The past few weeks have brought us a flurry of activity from federal agencies poised to re-shape the employment landscape, from upending traditional notions of the employment relationship to re-defining what it means to engage in unlawful retaliation. Now, as the dust settles, we will take a look at each of these administrative actions in this four-part series.

In this first installment, we discuss an Administrator’s Interpretation (Interpretation) issued by the U.S. Department of Labor (DOL) concerning joint employment under the Fair Labor Standards Act (FLSA) and the Migrant and Seasonal Agricultural Worker Protection Act (MSPA). The Interpretation is perhaps most impactful for companies that rely on third-party contractors, such as staffing agencies, to regularly provide services outside of the companies’ core businesses. According to the DOL, such companies are likely no longer shielded from employment-related liability merely by their use of third-party contractors, but instead are joint employers liable for workplace violations as if they were the primary employer.

What is Joint Employment?

Initially, the Interpretation notes that the FLSA and the MSPA use the same definition of “employ” – “to suffer or permit to work” – and are both applicable to joint employers. The Interpretation further notes that the statutes’ definitions of “employ” and “joint employment” are broader than the traditional common law concepts, and are meant to apply as broadly as possible. Critically, when two employers are classified as “joint employers,” both employers are jointly and severally liable to the employee for compliance with the FLSA and MSPA. Also, the hours an employee works for both employers during the work week are aggregated, and overtime pay is calculated from that aggregated number.

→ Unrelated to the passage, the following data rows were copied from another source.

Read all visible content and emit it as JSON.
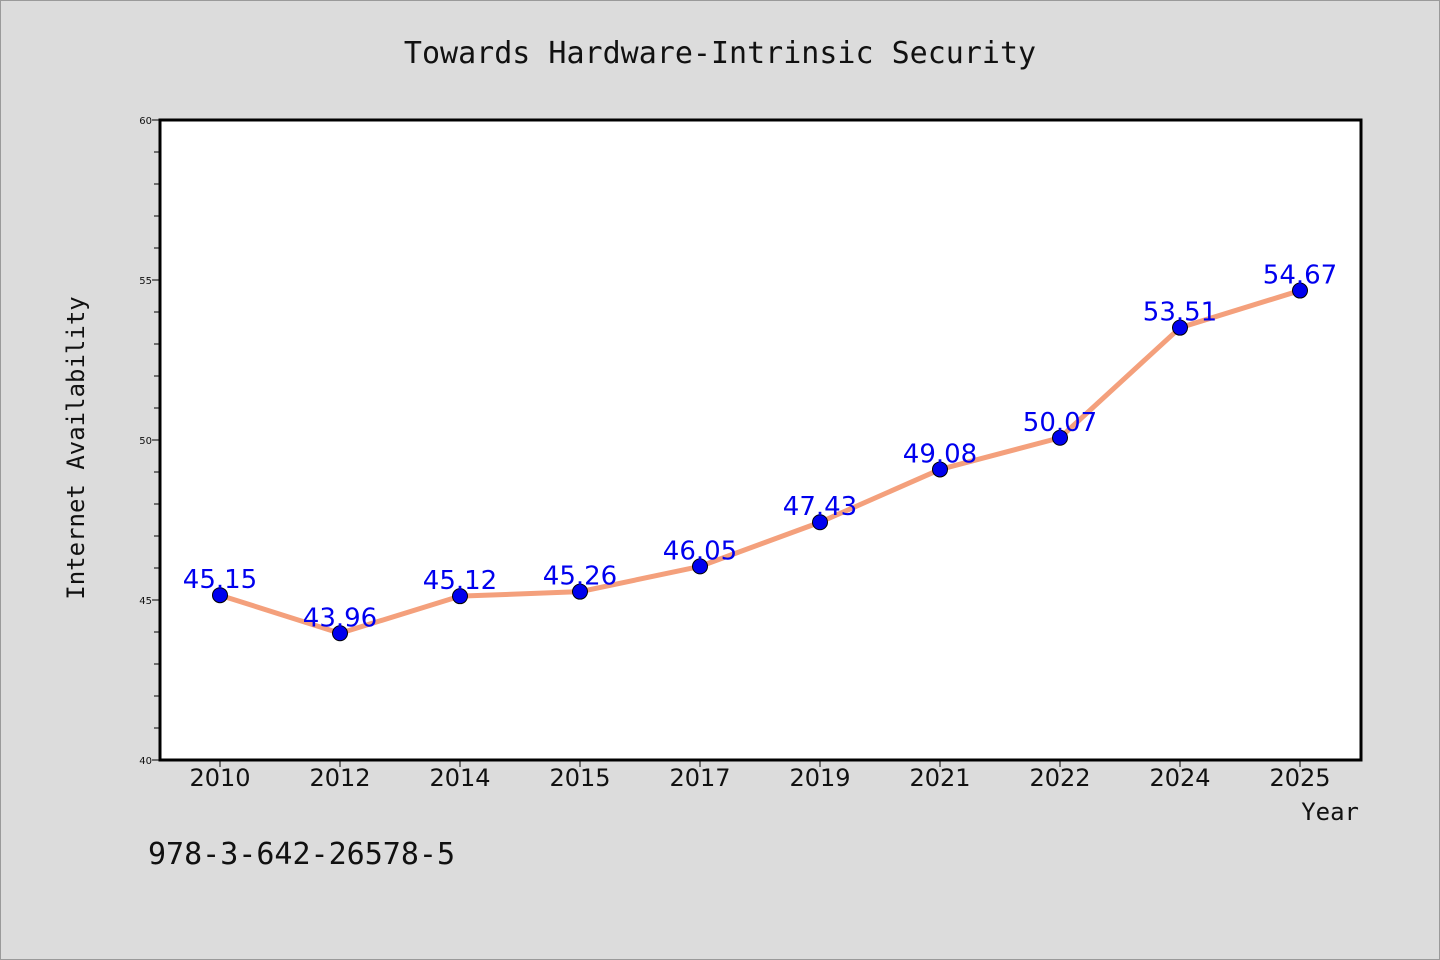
{
  "chart_data": {
    "type": "line",
    "title": "Towards Hardware-Intrinsic Security",
    "xlabel": "Year",
    "ylabel": "Internet Availability",
    "categories": [
      "2010",
      "2012",
      "2014",
      "2015",
      "2017",
      "2019",
      "2021",
      "2022",
      "2024",
      "2025"
    ],
    "series": [
      {
        "values": [
          45.15,
          43.96,
          45.12,
          45.26,
          46.05,
          47.43,
          49.08,
          50.07,
          53.51,
          54.67
        ],
        "data_labels": [
          "45.15",
          "43.96",
          "45.12",
          "45.26",
          "46.05",
          "47.43",
          "49.08",
          "50.07",
          "53.51",
          "54.67"
        ],
        "line_color": "#f4a07c",
        "marker_color": "#0000ee"
      }
    ],
    "ylim": [
      40,
      60
    ],
    "yticks": [
      "40",
      "45",
      "50",
      "55",
      "60"
    ],
    "grid": false,
    "legend": "none"
  },
  "footer": {
    "isbn": "978-3-642-26578-5"
  }
}
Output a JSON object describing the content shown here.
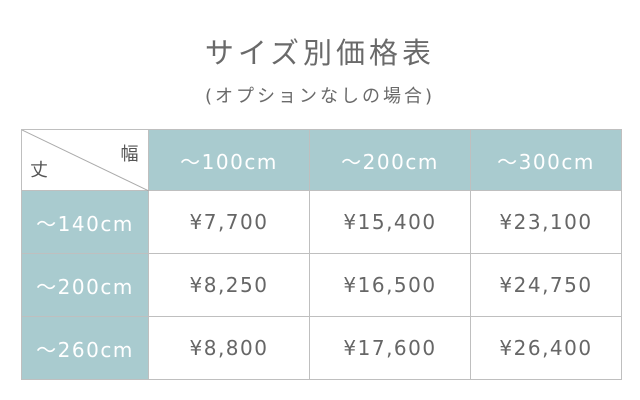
{
  "title": "サイズ別価格表",
  "subtitle": "(オプションなしの場合)",
  "table": {
    "corner": {
      "width_label": "幅",
      "height_label": "丈"
    },
    "columns": [
      "～100cm",
      "～200cm",
      "～300cm"
    ],
    "rows": [
      {
        "label": "～140cm",
        "prices": [
          "¥7,700",
          "¥15,400",
          "¥23,100"
        ]
      },
      {
        "label": "～200cm",
        "prices": [
          "¥8,250",
          "¥16,500",
          "¥24,750"
        ]
      },
      {
        "label": "～260cm",
        "prices": [
          "¥8,800",
          "¥17,600",
          "¥26,400"
        ]
      }
    ],
    "header_color": "#a9cbcf"
  }
}
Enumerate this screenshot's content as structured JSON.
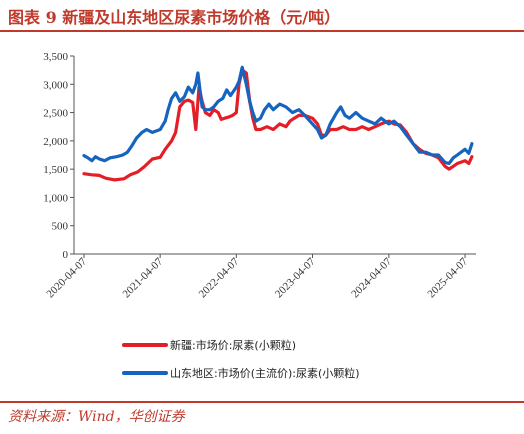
{
  "header": {
    "title": "图表 9 新疆及山东地区尿素市场价格（元/吨）"
  },
  "footer": {
    "source": "资料来源：Wind，华创证券"
  },
  "colors": {
    "accent": "#c0392b",
    "series_xinjiang": "#e41e26",
    "series_shandong": "#1565c0"
  },
  "chart_data": {
    "type": "line",
    "title": "图表 9 新疆及山东地区尿素市场价格（元/吨）",
    "ylim": [
      0,
      3500
    ],
    "yticks": [
      "0",
      "500",
      "1,000",
      "1,500",
      "2,000",
      "2,500",
      "3,000",
      "3,500"
    ],
    "xticks": [
      "2020-04-07",
      "2021-04-07",
      "2022-04-07",
      "2023-04-07",
      "2024-04-07",
      "2025-04-07"
    ],
    "xlim": [
      "2020-04-07",
      "2025-05-20"
    ],
    "grid": false,
    "legend_position": "bottom",
    "series": [
      {
        "name": "新疆:市场价:尿素(小颗粒)",
        "color": "#e41e26",
        "points": [
          [
            "2020-04-07",
            1420
          ],
          [
            "2020-05-15",
            1400
          ],
          [
            "2020-06-20",
            1390
          ],
          [
            "2020-07-20",
            1340
          ],
          [
            "2020-09-01",
            1310
          ],
          [
            "2020-10-15",
            1330
          ],
          [
            "2020-11-15",
            1400
          ],
          [
            "2020-12-20",
            1450
          ],
          [
            "2021-01-20",
            1540
          ],
          [
            "2021-03-01",
            1680
          ],
          [
            "2021-04-07",
            1710
          ],
          [
            "2021-05-01",
            1850
          ],
          [
            "2021-06-01",
            2000
          ],
          [
            "2021-06-20",
            2150
          ],
          [
            "2021-07-10",
            2600
          ],
          [
            "2021-08-01",
            2700
          ],
          [
            "2021-08-20",
            2720
          ],
          [
            "2021-09-10",
            2680
          ],
          [
            "2021-09-25",
            2200
          ],
          [
            "2021-10-10",
            2950
          ],
          [
            "2021-10-25",
            2700
          ],
          [
            "2021-11-10",
            2500
          ],
          [
            "2021-12-01",
            2450
          ],
          [
            "2021-12-20",
            2550
          ],
          [
            "2022-01-10",
            2500
          ],
          [
            "2022-01-25",
            2380
          ],
          [
            "2022-02-10",
            2400
          ],
          [
            "2022-03-01",
            2420
          ],
          [
            "2022-03-20",
            2450
          ],
          [
            "2022-04-07",
            2500
          ],
          [
            "2022-04-20",
            3000
          ],
          [
            "2022-05-05",
            3250
          ],
          [
            "2022-05-25",
            3200
          ],
          [
            "2022-06-10",
            2700
          ],
          [
            "2022-06-25",
            2400
          ],
          [
            "2022-07-10",
            2200
          ],
          [
            "2022-08-01",
            2200
          ],
          [
            "2022-09-01",
            2250
          ],
          [
            "2022-10-01",
            2200
          ],
          [
            "2022-11-01",
            2300
          ],
          [
            "2022-12-01",
            2250
          ],
          [
            "2022-12-20",
            2350
          ],
          [
            "2023-01-10",
            2400
          ],
          [
            "2023-02-01",
            2450
          ],
          [
            "2023-03-01",
            2450
          ],
          [
            "2023-04-07",
            2400
          ],
          [
            "2023-05-01",
            2300
          ],
          [
            "2023-05-20",
            2100
          ],
          [
            "2023-06-10",
            2100
          ],
          [
            "2023-07-01",
            2200
          ],
          [
            "2023-08-01",
            2200
          ],
          [
            "2023-09-01",
            2250
          ],
          [
            "2023-10-01",
            2200
          ],
          [
            "2023-11-01",
            2200
          ],
          [
            "2023-12-01",
            2250
          ],
          [
            "2024-01-01",
            2200
          ],
          [
            "2024-02-01",
            2250
          ],
          [
            "2024-03-01",
            2300
          ],
          [
            "2024-04-07",
            2350
          ],
          [
            "2024-05-01",
            2300
          ],
          [
            "2024-06-01",
            2280
          ],
          [
            "2024-07-01",
            2150
          ],
          [
            "2024-08-01",
            1950
          ],
          [
            "2024-09-01",
            1850
          ],
          [
            "2024-10-01",
            1780
          ],
          [
            "2024-11-01",
            1750
          ],
          [
            "2024-12-01",
            1700
          ],
          [
            "2025-01-01",
            1550
          ],
          [
            "2025-01-20",
            1500
          ],
          [
            "2025-02-10",
            1550
          ],
          [
            "2025-03-01",
            1600
          ],
          [
            "2025-04-07",
            1650
          ],
          [
            "2025-04-25",
            1600
          ],
          [
            "2025-05-10",
            1720
          ]
        ]
      },
      {
        "name": "山东地区:市场价(主流价):尿素(小颗粒)",
        "color": "#1565c0",
        "points": [
          [
            "2020-04-07",
            1740
          ],
          [
            "2020-04-25",
            1700
          ],
          [
            "2020-05-15",
            1650
          ],
          [
            "2020-06-01",
            1720
          ],
          [
            "2020-06-20",
            1680
          ],
          [
            "2020-07-15",
            1650
          ],
          [
            "2020-08-10",
            1700
          ],
          [
            "2020-09-10",
            1720
          ],
          [
            "2020-10-10",
            1750
          ],
          [
            "2020-11-01",
            1800
          ],
          [
            "2020-11-20",
            1900
          ],
          [
            "2020-12-15",
            2050
          ],
          [
            "2021-01-10",
            2150
          ],
          [
            "2021-02-01",
            2200
          ],
          [
            "2021-03-01",
            2150
          ],
          [
            "2021-04-07",
            2200
          ],
          [
            "2021-05-01",
            2350
          ],
          [
            "2021-05-15",
            2550
          ],
          [
            "2021-06-01",
            2750
          ],
          [
            "2021-06-20",
            2850
          ],
          [
            "2021-07-10",
            2700
          ],
          [
            "2021-08-01",
            2780
          ],
          [
            "2021-08-20",
            2950
          ],
          [
            "2021-09-10",
            2850
          ],
          [
            "2021-09-25",
            3000
          ],
          [
            "2021-10-05",
            3200
          ],
          [
            "2021-10-25",
            2600
          ],
          [
            "2021-11-10",
            2550
          ],
          [
            "2021-12-01",
            2550
          ],
          [
            "2021-12-20",
            2600
          ],
          [
            "2022-01-10",
            2700
          ],
          [
            "2022-02-01",
            2750
          ],
          [
            "2022-02-20",
            2900
          ],
          [
            "2022-03-10",
            2800
          ],
          [
            "2022-04-07",
            2950
          ],
          [
            "2022-04-20",
            3050
          ],
          [
            "2022-05-05",
            3300
          ],
          [
            "2022-05-25",
            3000
          ],
          [
            "2022-06-10",
            2700
          ],
          [
            "2022-06-25",
            2500
          ],
          [
            "2022-07-10",
            2350
          ],
          [
            "2022-08-01",
            2400
          ],
          [
            "2022-08-20",
            2550
          ],
          [
            "2022-09-10",
            2650
          ],
          [
            "2022-10-01",
            2550
          ],
          [
            "2022-11-01",
            2650
          ],
          [
            "2022-12-01",
            2600
          ],
          [
            "2023-01-01",
            2500
          ],
          [
            "2023-02-01",
            2550
          ],
          [
            "2023-03-01",
            2450
          ],
          [
            "2023-04-07",
            2300
          ],
          [
            "2023-05-01",
            2200
          ],
          [
            "2023-05-20",
            2050
          ],
          [
            "2023-06-10",
            2100
          ],
          [
            "2023-07-01",
            2300
          ],
          [
            "2023-08-01",
            2500
          ],
          [
            "2023-08-20",
            2600
          ],
          [
            "2023-09-10",
            2450
          ],
          [
            "2023-10-01",
            2400
          ],
          [
            "2023-11-01",
            2500
          ],
          [
            "2023-12-01",
            2400
          ],
          [
            "2024-01-01",
            2350
          ],
          [
            "2024-02-01",
            2300
          ],
          [
            "2024-03-01",
            2400
          ],
          [
            "2024-04-07",
            2300
          ],
          [
            "2024-05-01",
            2350
          ],
          [
            "2024-06-01",
            2250
          ],
          [
            "2024-07-01",
            2100
          ],
          [
            "2024-08-01",
            1950
          ],
          [
            "2024-09-01",
            1800
          ],
          [
            "2024-10-01",
            1800
          ],
          [
            "2024-11-01",
            1750
          ],
          [
            "2024-12-01",
            1750
          ],
          [
            "2025-01-01",
            1620
          ],
          [
            "2025-01-20",
            1600
          ],
          [
            "2025-02-10",
            1700
          ],
          [
            "2025-03-01",
            1750
          ],
          [
            "2025-04-07",
            1850
          ],
          [
            "2025-04-25",
            1780
          ],
          [
            "2025-05-10",
            1950
          ]
        ]
      }
    ]
  }
}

Against this backdrop, the Interpretation identifies where joint employment is most likely to exist, dividing its analysis between horizontal and vertical joint employment scenarios.

Horizontal Joint Employment

According to the DOL, “horizontal joint employment” typically exists where an employee has two or more technically separate, but ultimately related or associated, employers. As an example, the Interpretation refers to a nurse who works for 25 hours at one nursing home and, in the same week, works another 25 hours at a different nursing home. If the nursing homes are joint employers – for example, if they are owned or operated by the same company, they share managers, and there is a pool of nurses who can be assigned to work at either nursing home any given week – then the work periods are added together and the employers are jointly and severally liable for paying the nurse 10 hours of overtime.

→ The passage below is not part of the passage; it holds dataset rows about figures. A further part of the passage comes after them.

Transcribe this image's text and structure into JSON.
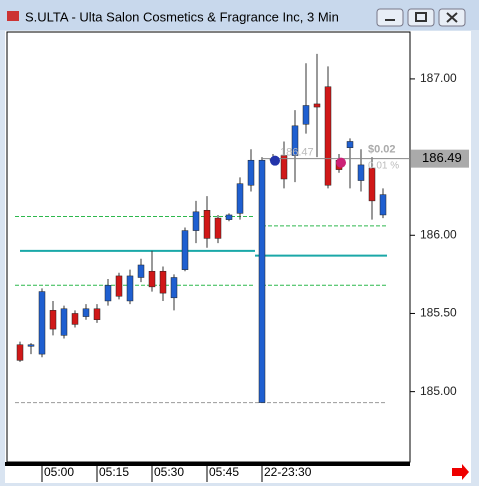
{
  "chart_data": {
    "type": "candlestick",
    "title": "S.ULTA - Ulta Salon Cosmetics & Fragrance Inc, 3 Min",
    "open": [
      185.3,
      185.29,
      185.24,
      185.52,
      185.36,
      185.5,
      185.48,
      185.53,
      185.58,
      185.74,
      185.58,
      185.73,
      185.77,
      185.77,
      185.6,
      185.78,
      186.03,
      186.16,
      186.11,
      186.1,
      186.14,
      186.32,
      184.93,
      186.48,
      186.51,
      186.51,
      186.71,
      186.84,
      186.95,
      186.48,
      186.56,
      186.35,
      186.43,
      186.13
    ],
    "high": [
      185.32,
      185.31,
      185.66,
      185.58,
      185.55,
      185.52,
      185.56,
      185.56,
      185.72,
      185.76,
      185.78,
      185.85,
      185.9,
      185.8,
      185.75,
      186.05,
      186.22,
      186.25,
      186.13,
      186.14,
      186.37,
      186.55,
      186.5,
      186.52,
      186.6,
      186.8,
      187.1,
      187.16,
      187.08,
      186.52,
      186.62,
      186.55,
      186.5,
      186.3
    ],
    "low": [
      185.19,
      185.24,
      185.22,
      185.36,
      185.34,
      185.41,
      185.46,
      185.44,
      185.55,
      185.59,
      185.56,
      185.7,
      185.64,
      185.58,
      185.52,
      185.77,
      185.95,
      185.92,
      185.95,
      186.09,
      186.1,
      186.28,
      184.93,
      186.45,
      186.3,
      186.34,
      186.65,
      186.5,
      186.3,
      186.4,
      186.3,
      186.28,
      186.1,
      186.11
    ],
    "close": [
      185.2,
      185.3,
      185.64,
      185.4,
      185.53,
      185.43,
      185.53,
      185.46,
      185.68,
      185.61,
      185.74,
      185.81,
      185.67,
      185.63,
      185.73,
      186.03,
      186.15,
      185.98,
      185.98,
      186.13,
      186.33,
      186.48,
      186.48,
      186.49,
      186.36,
      186.7,
      186.83,
      186.82,
      186.32,
      186.42,
      186.6,
      186.45,
      186.22,
      186.26
    ],
    "up_color": "#1f5fd0",
    "down_color": "#d01818",
    "ylim": [
      184.55,
      187.3
    ],
    "yticks": [
      {
        "value": 185,
        "label": "185.00"
      },
      {
        "value": 185.5,
        "label": "185.50"
      },
      {
        "value": 186,
        "label": "186.00"
      },
      {
        "value": 187,
        "label": "187.00"
      }
    ],
    "x_labels": [
      "05:00",
      "05:15",
      "05:30",
      "05:45",
      "22-23:30"
    ],
    "last_price": {
      "value": 186.49,
      "label": "186.49"
    },
    "levels_left": [
      186.12,
      185.9,
      185.68
    ],
    "levels_right": [
      186.06,
      185.87,
      185.68
    ],
    "low_level": 184.93,
    "annotations": [
      "186.47",
      "$0.02",
      "0.01 %"
    ]
  }
}
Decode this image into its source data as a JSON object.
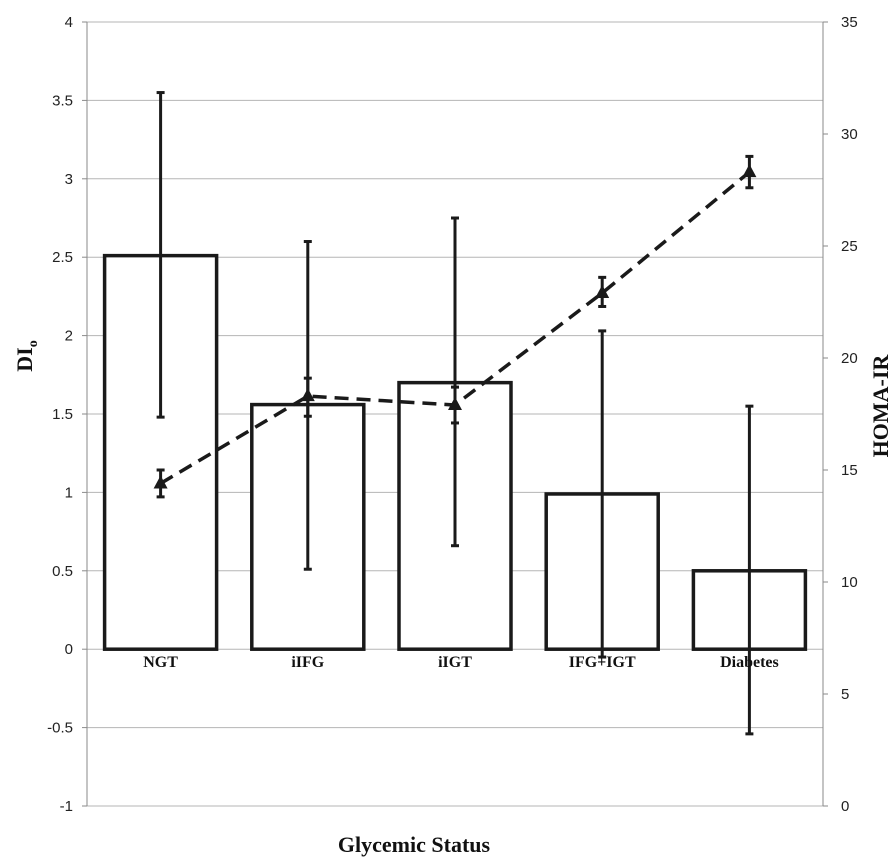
{
  "chart_data": {
    "type": "bar",
    "categories": [
      "NGT",
      "iIFG",
      "iIGT",
      "IFG+IGT",
      "Diabetes"
    ],
    "xlabel": "Glycemic Status",
    "ylabel": "DI",
    "ylabel_subscript": "o",
    "y2label": "HOMA-IR",
    "ylim": [
      -1,
      4
    ],
    "y2lim": [
      0,
      35
    ],
    "yticks": [
      "-1",
      "-0.5",
      "0",
      "0.5",
      "1",
      "1.5",
      "2",
      "2.5",
      "3",
      "3.5",
      "4"
    ],
    "y2ticks": [
      "0",
      "5",
      "10",
      "15",
      "20",
      "25",
      "30",
      "35"
    ],
    "grid": true,
    "bars": {
      "axis": "left",
      "values": [
        2.51,
        1.56,
        1.7,
        0.99,
        0.5
      ],
      "err_low": [
        1.48,
        0.51,
        0.66,
        -0.05,
        -0.54
      ],
      "err_high": [
        3.55,
        2.6,
        2.75,
        2.03,
        1.55
      ]
    },
    "line": {
      "axis": "right",
      "style": "dashed",
      "marker": "triangle",
      "values": [
        14.4,
        18.3,
        17.9,
        22.9,
        28.3
      ],
      "err_low": [
        13.8,
        17.4,
        17.1,
        22.3,
        27.6
      ],
      "err_high": [
        15.0,
        19.1,
        18.7,
        23.6,
        29.0
      ]
    },
    "colors": {
      "bar_stroke": "#1a1a1a",
      "bar_fill": "#ffffff",
      "grid": "#b5b5b5",
      "line": "#1a1a1a"
    }
  }
}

Not surprisingly, determining whether a horizontal joint employment relationship exists hinges on the degree of association between the two businesses at issue. In conducting this analysis, the DOL considers the following factors:

  • Who owns or operates the possible joint employers?
  • Do the employers have any overlapping officers, directors, executives, or managers?
  • Do the employers share control over operations?
  • Are the operations of the employers intermingled?
  • Does one employer supervise the work of the other?
  • Do the employers share supervisory authority over the employee?
  • Do the employers treat the employees as a pool of workers available to both of them?
  • Do the employers share clients or customers?
  • Are there any agreements between the employers?

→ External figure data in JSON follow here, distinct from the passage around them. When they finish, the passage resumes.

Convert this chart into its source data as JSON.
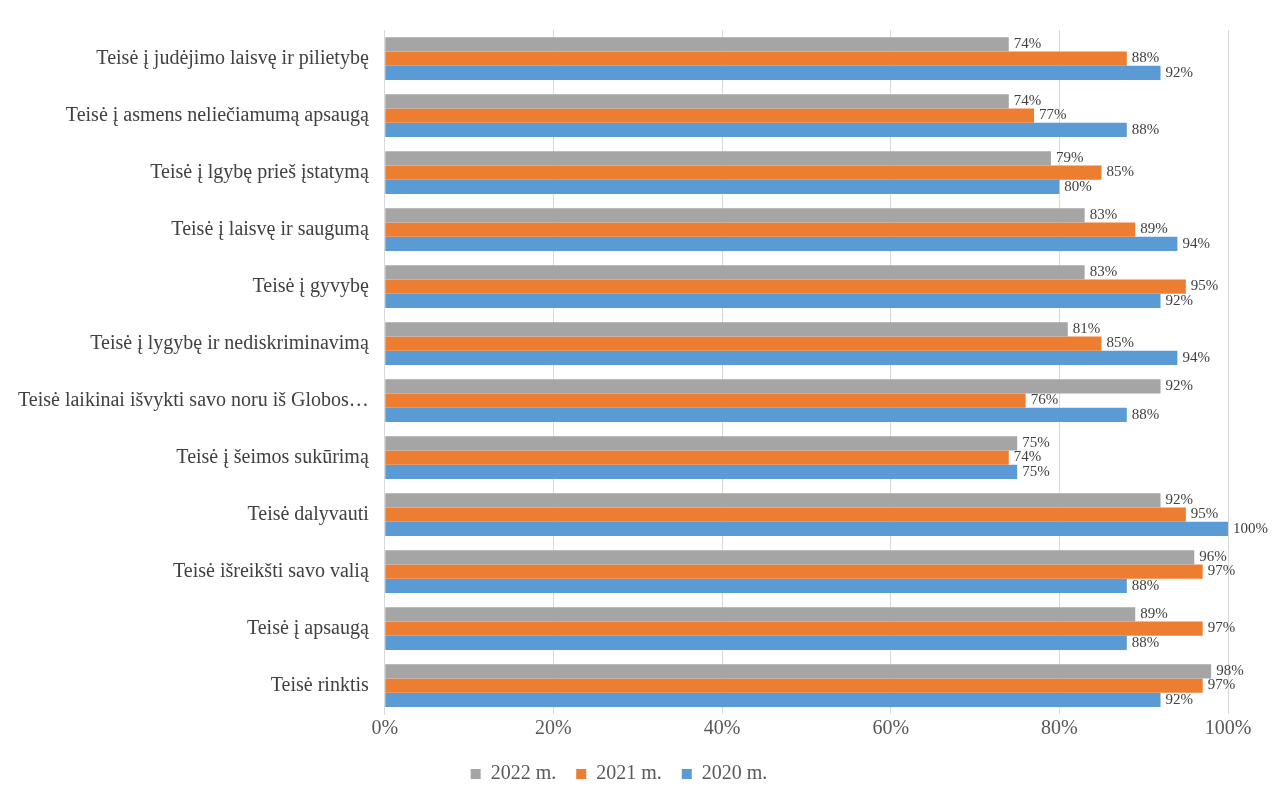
{
  "chart_data": {
    "type": "bar",
    "orientation": "horizontal",
    "categories": [
      "Teisė į judėjimo laisvę ir pilietybę",
      "Teisė į asmens neliečiamumą apsaugą",
      "Teisė į lgybę prieš įstatymą",
      "Teisė į laisvę ir saugumą",
      "Teisė į gyvybę",
      "Teisė į lygybę ir nediskriminavimą",
      "Teisė laikinai išvykti savo noru iš Globos…",
      "Teisė į šeimos sukūrimą",
      "Teisė dalyvauti",
      "Teisė išreikšti savo valią",
      "Teisė į apsaugą",
      "Teisė rinktis"
    ],
    "series": [
      {
        "name": "2022 m.",
        "color": "#a5a5a5",
        "values": [
          74,
          74,
          79,
          83,
          83,
          81,
          92,
          75,
          92,
          96,
          89,
          98
        ],
        "value_labels": [
          "74%",
          "74%",
          "79%",
          "83%",
          "83%",
          "81%",
          "92%",
          "75%",
          "92%",
          "96%",
          "89%",
          "98%"
        ]
      },
      {
        "name": "2021 m.",
        "color": "#ed7d31",
        "values": [
          88,
          77,
          85,
          89,
          95,
          85,
          76,
          74,
          95,
          97,
          97,
          97
        ],
        "value_labels": [
          "88%",
          "77%",
          "85%",
          "89%",
          "95%",
          "85%",
          "76%",
          "74%",
          "95%",
          "97%",
          "97%",
          "97%"
        ]
      },
      {
        "name": "2020 m.",
        "color": "#5b9bd5",
        "values": [
          92,
          88,
          80,
          94,
          92,
          94,
          88,
          75,
          100,
          88,
          88,
          92
        ],
        "value_labels": [
          "92%",
          "88%",
          "80%",
          "94%",
          "92%",
          "94%",
          "88%",
          "75%",
          "100%",
          "88%",
          "88%",
          "92%"
        ]
      }
    ],
    "xlim": [
      0,
      100
    ],
    "xticks": [
      {
        "value": 0,
        "label": "0%"
      },
      {
        "value": 20,
        "label": "20%"
      },
      {
        "value": 40,
        "label": "40%"
      },
      {
        "value": 60,
        "label": "60%"
      },
      {
        "value": 80,
        "label": "80%"
      },
      {
        "value": 100,
        "label": "100%"
      }
    ],
    "grid": "x",
    "legend": "bottom"
  }
}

This list is not exhaustive and not all, or even most, of these factors are required for joint employment to exist.

Vertical Joint Employment

Vertical joint employment, in contrast, exists “where the employee has an employment relationship with one employer (typically a staffing agency, subcontractor, labor provider, or other intermediary employer) and the economic realities show that he or she is economically dependent on, and thus employed by, another entity in the work.” In these cases, the DOL reviews the following factors to determine whether the two entities constitute joint employers:

  • Does the potential joint employer direct, control, or supervise (even indirectly) the work?
  • Does the potential joint employer have the power (even indirectly) to hire or fire the employee, change employment conditions, or determine the rate and method of pay?
  • How permanent or lengthy is the relationship between the employee and the potential joint employer?
  • Does the employee perform repetitive work or work requiring little skill?
  • Is the employee’s work integral to the potential joint employer’s business?
  • Is the work performed on the potential joint employer’s premises?
  • Does the potential joint employer perform functions for the employee typically performed by employers, such as handling payroll or providing tools, equipment, or workers’ compensation insurance, or in agriculture, providing housing or transportation?

Again, this list is not exhaustive.

Obviously, the facts of a particular situation will determine whether a horizontal joint employment analysis or a vertical joint employment is appropriate. However, in some cases, both a horizontal and vertical analysis is applied.

What Does This Mean for My Company?

Although the Interpretation takes a sweeping view of what constitutes joint employment, it is not binding law. It was issued without any formal rule-making process or note-and-comment period (unlike the DOL’s proposed revisions to the FLSA exemption regulations issued last June), and there is no certainty regarding the level of deference, if any, that courts will afford the Interpretation.

Nevertheless, the Interpretation provides useful insight into the mindset of the nation’s most prominent labor law watchdog. Because of this, employers should take seriously the threat of DOL enforcement action based on this Interpretation. Companies that might qualify as horizontal or vertical joint employers, especially those businesses that rely on staffing agencies or subcontractors for temporary help, should consult with counsel immediately and undertake an attorney-client privileged review of their current employment arrangements.